図１（Ａ）はMorris水迷路の側面図であり、図１（Ｂ）はその平面図である。図２は、ＩｇＧ投与の後、水迷路試験で測定された投与群と比較群の遊泳時間（秒）の測定結果を示す図である。図３は、ＩｇＧのＦｃ断片投与の後、水迷路試験で測定された投与群と比較群の遊泳時間（秒）の測定結果を示す図である。図４は、in vitroの神経細胞培養系にＩｇＧから調製したＦｃ断片（Ｆｃγ）を添加した場合に、神経細胞から培地中にＣＧＲＰが放出されることを示した図である。図５は、ＣＧＲＰはＦｃ断片（Ｆｃγ）で刺激を受けたＤＲＧ神経細胞から放出されることを確認した図である。図６は、ＤＲＧ神経細胞を用いたＦｃ断片（Ｆｃγ）によるＣＧＲＰ放出アッセイ系が、薬理学的に妥当であることを示した図である。図７は、Ｆｃ断片（Ｆｃγ）がＤＲＧ神経細胞に対して、濃度依存的にＣＧＲＰを放出させることを示した図である。図８は、Ｆｃ断片（Ｆｃγ）で刺激を受けたＤＲＧ神経細胞が、刺激後３０分以内に一過的にＣＧＲＰを放出させることを示した図である。図９は、ＤＲＧ神経細胞に高親和性Ｆｃγ受容体が発現していることを示した図である。

発明を実施するための形態

　以下、本発明を詳細に説明するが、本発明は以下に述べる個々の形態には限定されない。
　本発明において用いられるＩｇＧはImmunoglobulin Ｇ（免疫グロブリンＧ）の略語であり、抗体の１種である。免疫グロブリンはタンパク質であり、Ｂ細胞から作られ、免疫反応に関与する分子として最初に解析された分子で、現在では最もよく解明されている分子でもある。免疫グロブリンは生化学的および機能的に５つのクラスに分けられるが、全ての免疫グロブリンは４本のポリペプチド鎖から構成されており、そのポリペプチド鎖にはさらに、２つのサブユニット、すなわちＨ鎖（heavy chain；重鎖）とＬ鎖（light chain；軽鎖）とが存在する。Ｈ鎖は５つのクラスが存在し、このクラスによって免疫グロブリンのクラスが分けられている。それらは、免疫グロブリンＧ（ＩｇＧ）、免疫グロブリンＭ（ＩｇＭ）、免疫グロブリンＤ（ＩｇＤ）、免疫グロブリンＡ（ＩｇＡ）、免疫グロブリンＥ（ＩｇＥ）と呼ばれる。また、ＩｇＧはさらに４つのサブクラス、すなわちヒトの場合、ＩｇＧ１、ＩｇＧ２、ＩｇＧ３、ＩｇＧ４に分けられる。本明細書ではこれらのＩｇＧサブクラスを含めてＩｇＧと記載する。

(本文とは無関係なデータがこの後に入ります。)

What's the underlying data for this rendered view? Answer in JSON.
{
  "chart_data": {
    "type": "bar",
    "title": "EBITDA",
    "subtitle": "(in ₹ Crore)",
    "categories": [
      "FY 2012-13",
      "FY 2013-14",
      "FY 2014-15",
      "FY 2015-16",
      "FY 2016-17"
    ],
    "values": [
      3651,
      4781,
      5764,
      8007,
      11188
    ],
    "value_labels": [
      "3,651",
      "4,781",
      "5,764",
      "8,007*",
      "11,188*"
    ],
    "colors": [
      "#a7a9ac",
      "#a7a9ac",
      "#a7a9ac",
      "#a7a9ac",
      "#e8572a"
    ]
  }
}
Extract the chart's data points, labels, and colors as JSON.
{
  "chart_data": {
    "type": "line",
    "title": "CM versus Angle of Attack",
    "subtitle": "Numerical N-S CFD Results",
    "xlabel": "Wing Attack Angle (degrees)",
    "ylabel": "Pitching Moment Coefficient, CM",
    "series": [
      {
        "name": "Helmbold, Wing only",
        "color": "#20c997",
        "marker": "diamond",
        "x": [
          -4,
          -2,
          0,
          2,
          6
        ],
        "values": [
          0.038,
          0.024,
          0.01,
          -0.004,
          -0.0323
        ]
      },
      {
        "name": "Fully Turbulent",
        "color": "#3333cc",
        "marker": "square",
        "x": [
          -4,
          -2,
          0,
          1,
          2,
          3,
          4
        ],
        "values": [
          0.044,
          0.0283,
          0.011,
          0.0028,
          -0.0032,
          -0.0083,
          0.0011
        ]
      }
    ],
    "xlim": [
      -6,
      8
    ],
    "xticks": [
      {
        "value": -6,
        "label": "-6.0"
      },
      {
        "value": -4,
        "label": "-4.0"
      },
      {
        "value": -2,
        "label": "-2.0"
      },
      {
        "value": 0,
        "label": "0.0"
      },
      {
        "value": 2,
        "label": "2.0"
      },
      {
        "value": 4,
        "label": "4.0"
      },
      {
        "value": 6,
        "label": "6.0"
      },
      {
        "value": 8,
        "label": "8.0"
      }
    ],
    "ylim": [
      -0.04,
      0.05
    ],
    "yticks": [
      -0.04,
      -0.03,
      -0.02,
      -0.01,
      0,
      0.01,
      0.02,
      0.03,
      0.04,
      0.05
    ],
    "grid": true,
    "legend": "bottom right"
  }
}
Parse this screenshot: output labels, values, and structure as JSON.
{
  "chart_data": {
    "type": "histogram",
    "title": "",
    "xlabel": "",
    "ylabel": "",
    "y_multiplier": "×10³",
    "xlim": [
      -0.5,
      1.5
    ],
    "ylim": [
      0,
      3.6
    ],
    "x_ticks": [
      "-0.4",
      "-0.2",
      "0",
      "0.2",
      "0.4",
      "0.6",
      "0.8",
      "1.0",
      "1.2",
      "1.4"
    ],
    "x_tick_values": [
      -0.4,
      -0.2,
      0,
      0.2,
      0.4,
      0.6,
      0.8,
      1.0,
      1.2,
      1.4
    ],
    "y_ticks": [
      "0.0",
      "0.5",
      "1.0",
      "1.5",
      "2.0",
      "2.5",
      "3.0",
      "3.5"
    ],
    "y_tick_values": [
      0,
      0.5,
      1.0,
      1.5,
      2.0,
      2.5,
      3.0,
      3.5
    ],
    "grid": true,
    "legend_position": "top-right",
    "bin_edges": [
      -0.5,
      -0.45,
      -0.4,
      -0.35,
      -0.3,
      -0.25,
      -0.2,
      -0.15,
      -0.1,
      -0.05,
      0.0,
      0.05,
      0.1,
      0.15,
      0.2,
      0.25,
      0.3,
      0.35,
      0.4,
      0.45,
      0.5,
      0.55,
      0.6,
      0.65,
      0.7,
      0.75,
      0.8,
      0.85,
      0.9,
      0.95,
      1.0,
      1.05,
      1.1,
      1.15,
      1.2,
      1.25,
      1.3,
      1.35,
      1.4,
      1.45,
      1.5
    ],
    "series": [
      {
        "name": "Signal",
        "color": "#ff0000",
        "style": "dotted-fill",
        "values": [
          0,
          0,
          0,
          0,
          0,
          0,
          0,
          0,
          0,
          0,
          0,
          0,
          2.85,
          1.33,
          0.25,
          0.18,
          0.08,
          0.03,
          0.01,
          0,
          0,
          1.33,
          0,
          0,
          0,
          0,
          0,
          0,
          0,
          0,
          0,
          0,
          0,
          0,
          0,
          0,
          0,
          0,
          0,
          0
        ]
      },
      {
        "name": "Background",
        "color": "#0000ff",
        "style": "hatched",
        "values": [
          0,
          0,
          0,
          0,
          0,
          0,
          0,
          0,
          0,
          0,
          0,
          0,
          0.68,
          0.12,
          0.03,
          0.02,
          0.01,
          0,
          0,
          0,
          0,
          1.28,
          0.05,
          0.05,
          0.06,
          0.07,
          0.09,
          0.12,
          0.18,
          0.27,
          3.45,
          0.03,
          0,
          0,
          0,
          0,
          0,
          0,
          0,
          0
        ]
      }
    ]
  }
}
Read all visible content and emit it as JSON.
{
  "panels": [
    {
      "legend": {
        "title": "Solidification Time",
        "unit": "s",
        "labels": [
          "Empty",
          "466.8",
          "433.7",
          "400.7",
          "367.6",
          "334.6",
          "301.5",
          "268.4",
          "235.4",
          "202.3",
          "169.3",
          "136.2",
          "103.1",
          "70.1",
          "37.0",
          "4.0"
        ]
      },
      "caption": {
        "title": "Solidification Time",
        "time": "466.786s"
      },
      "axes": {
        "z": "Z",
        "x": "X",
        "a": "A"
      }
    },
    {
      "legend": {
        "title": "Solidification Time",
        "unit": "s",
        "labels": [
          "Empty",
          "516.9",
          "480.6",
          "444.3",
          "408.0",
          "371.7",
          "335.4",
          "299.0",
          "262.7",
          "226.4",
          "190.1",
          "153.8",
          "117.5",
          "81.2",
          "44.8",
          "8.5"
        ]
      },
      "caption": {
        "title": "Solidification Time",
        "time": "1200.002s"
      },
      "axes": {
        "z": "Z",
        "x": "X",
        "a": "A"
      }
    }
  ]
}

　我々の周囲には種々の病原菌が存在するが、これらの病原菌から生体を防御するために免疫システムを持っている。免疫システムはリンパ球等の細胞を中心に働く細胞性免疫と、抗体等を中心とする液性免疫が存在し、ＩｇＧは液性免疫システムとして、病原菌への結合とその中和、病原菌との結合による病原菌の食細胞への取り込み促進、さらには病原菌との結合による補体の活性化を促すなどの機能を有する。さらに他の免疫グロブリンクラスに比べて、ＩｇＧの血中含量は最も高い。従ってＩｇＧ分子は免疫システムにおいて非常に重要な役割を果たしている。しかしながら、このように免疫システムにおいて重要な役割を果たしているＩｇＧであるが、免疫システム以外において有効な機能については殆ど知られていない。

　本明細書において以下に記載するとおり、本発明のＩｇＧおよび／またはＩｇＧのＦｃ断片（Ｆｃγ）を含む神経細胞刺激剤により、知覚神経からのカルシトニン遺伝子関連ペプチド（Calcitonin gene related peptide：ＣＧＲＰ）の放出が誘導され、動物モデルにおいて、学習・記憶能力が改善され、また海馬におけるインスリン様成長因子－Ｉ（ＩＦＧ－Ｉ）の産生が増大することが実証された。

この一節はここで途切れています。